In The Constitutional Balance Sir John Laws has left a vivid and timely commentary on one of the most pressing issues in the legal world today.
The debate continues whether or not judges venture too far into issues of Government policy, and whether or not there are any limits on the power of the executive and the legislature to propose and enact legislation that unduly restricts fundamental freedoms in a democratic society subject to the rule of law.
Sir John Laws examines the relationship between constitutional fundamentals and values. He finds basic ideals of reason, fairness and the presumption of liberty in the common law, and recognises that a democratically accountable executive and legislature must be able to make policy and enact and implement legislation to pursue social goals. The courts then interpret the laws. As Sir John puts it – “The meeting of Parliament and the common law, in the crucible of statutory interpretation, is close to the core of [the constitutional balance]”.

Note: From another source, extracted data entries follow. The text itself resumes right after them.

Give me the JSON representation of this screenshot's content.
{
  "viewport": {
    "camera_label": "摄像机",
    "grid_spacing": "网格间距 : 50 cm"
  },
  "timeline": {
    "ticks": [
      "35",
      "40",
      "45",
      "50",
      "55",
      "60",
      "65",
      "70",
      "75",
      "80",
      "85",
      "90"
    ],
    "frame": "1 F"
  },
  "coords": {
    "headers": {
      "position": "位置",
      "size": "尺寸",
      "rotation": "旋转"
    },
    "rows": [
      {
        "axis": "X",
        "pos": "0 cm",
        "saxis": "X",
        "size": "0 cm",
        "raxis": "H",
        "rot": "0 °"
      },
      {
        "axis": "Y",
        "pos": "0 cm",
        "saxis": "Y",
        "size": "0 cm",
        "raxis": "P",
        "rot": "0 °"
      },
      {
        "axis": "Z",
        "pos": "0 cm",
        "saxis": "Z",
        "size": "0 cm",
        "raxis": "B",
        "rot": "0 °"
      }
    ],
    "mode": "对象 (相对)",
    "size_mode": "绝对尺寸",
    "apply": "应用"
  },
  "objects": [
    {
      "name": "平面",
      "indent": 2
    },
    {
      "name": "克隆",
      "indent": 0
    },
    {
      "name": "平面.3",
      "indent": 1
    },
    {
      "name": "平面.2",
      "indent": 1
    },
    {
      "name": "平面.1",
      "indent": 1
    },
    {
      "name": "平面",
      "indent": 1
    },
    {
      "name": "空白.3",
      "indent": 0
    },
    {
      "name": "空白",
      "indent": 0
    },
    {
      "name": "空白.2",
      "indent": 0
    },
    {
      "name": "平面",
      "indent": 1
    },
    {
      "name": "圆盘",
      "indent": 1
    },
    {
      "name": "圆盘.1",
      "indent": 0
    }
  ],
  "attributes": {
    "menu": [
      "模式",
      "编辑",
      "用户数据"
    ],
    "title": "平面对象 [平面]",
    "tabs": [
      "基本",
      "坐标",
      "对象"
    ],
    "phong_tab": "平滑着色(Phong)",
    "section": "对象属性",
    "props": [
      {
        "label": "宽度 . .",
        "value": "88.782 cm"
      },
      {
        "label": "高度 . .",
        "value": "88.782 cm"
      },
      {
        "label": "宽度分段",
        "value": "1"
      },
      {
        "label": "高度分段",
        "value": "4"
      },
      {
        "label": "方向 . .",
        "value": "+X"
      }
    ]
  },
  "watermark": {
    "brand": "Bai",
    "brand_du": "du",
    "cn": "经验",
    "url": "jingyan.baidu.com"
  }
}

These fundamental values can compete with each other, giving rise to tensions within and between key state institutions, in particular the executive and the judiciary. A 'constitutional balance' between them must be found if the constitution is to function properly, each institution is to understand the proper extent and limits of its authority, and the rule of law is to be maintained. Sir John draws on his life-long experience as a barrister, judge and academic, and on case-law and learning, to explain in vibrant and engaging terms how such a 'constitutional balance' might be achieved.